Healthcare professionals have long suggested giving the grains that cause the least food allergies first (rice, for example) and those that are most likely to cause them last (such as soybeans).

 

According to the most recent recommendations, these precautions are not particularly justified: there is no scientific proof that delaying the introduction of allergens would protect a child against possible subsequent food allergies.

In the event of an atopic site, that is to say in the event of an allergy in the child’s family (father, mother, brother or sister), it is however recommended to discuss with your pediatrician, your allergist or your family doctor , before introducing children’s cereals and any other potentially allergenic food. At the same time, he will give you all the information to know how to react in the event of an allergic reaction in the child.

To identify any possible allergy or food intolerance, in the event of allergic or not, the recommendations for cereals remain the same as for other foods: introduce only one new cereal at a time while waiting at least 3 days. before introducing a new one.

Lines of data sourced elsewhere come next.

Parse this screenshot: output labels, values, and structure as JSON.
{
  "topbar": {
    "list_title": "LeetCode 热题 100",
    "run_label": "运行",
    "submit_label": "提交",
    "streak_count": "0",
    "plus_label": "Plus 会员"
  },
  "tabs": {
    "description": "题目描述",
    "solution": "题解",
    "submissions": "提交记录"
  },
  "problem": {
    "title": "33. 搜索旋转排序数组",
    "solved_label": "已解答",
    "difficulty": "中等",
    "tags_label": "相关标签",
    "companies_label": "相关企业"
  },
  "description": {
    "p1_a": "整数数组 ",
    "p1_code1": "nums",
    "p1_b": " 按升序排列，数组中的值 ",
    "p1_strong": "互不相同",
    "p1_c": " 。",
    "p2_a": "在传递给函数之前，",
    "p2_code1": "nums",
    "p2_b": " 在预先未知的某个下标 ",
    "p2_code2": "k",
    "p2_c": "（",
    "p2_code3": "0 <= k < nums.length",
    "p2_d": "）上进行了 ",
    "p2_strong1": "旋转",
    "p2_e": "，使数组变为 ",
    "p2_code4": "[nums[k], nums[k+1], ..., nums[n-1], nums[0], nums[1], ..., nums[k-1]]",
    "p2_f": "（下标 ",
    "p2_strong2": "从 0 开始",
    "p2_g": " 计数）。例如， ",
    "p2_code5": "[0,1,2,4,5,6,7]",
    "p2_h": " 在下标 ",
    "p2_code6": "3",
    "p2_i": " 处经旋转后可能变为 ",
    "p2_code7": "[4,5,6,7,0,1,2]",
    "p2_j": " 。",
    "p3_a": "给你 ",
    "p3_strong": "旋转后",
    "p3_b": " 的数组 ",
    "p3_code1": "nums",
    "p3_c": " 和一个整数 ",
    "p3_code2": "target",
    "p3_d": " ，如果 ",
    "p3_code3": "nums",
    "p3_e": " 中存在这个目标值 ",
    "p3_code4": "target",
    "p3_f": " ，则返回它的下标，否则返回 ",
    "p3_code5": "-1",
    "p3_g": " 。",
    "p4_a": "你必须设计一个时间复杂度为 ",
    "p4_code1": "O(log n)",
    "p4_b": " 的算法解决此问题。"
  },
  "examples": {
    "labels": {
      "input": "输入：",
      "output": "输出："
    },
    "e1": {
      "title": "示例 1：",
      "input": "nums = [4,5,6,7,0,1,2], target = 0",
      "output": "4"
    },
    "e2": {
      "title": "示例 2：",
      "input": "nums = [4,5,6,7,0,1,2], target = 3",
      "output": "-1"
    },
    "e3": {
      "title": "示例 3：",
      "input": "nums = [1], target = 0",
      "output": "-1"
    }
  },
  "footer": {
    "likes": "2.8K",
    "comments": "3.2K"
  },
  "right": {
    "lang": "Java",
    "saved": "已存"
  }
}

How to prepare baby cereals?

Infant cereals can be mixed with baby’s bottle to provide a slightly thicker drink or be mixed with milk (powder or breast) to be presented in porridge form.

Note that whatever brand you choose, it is not useful, and it is even strongly recommended not to add sugar to cereals. Your baby will appreciate them just as much and you will limit the risk of later cavities as well as his appetite for sugar.

Finally, remember that milk should continue to be the priority food for your child up to one year: the introduction of cereals should not spoil his appetite for the breast or bottle.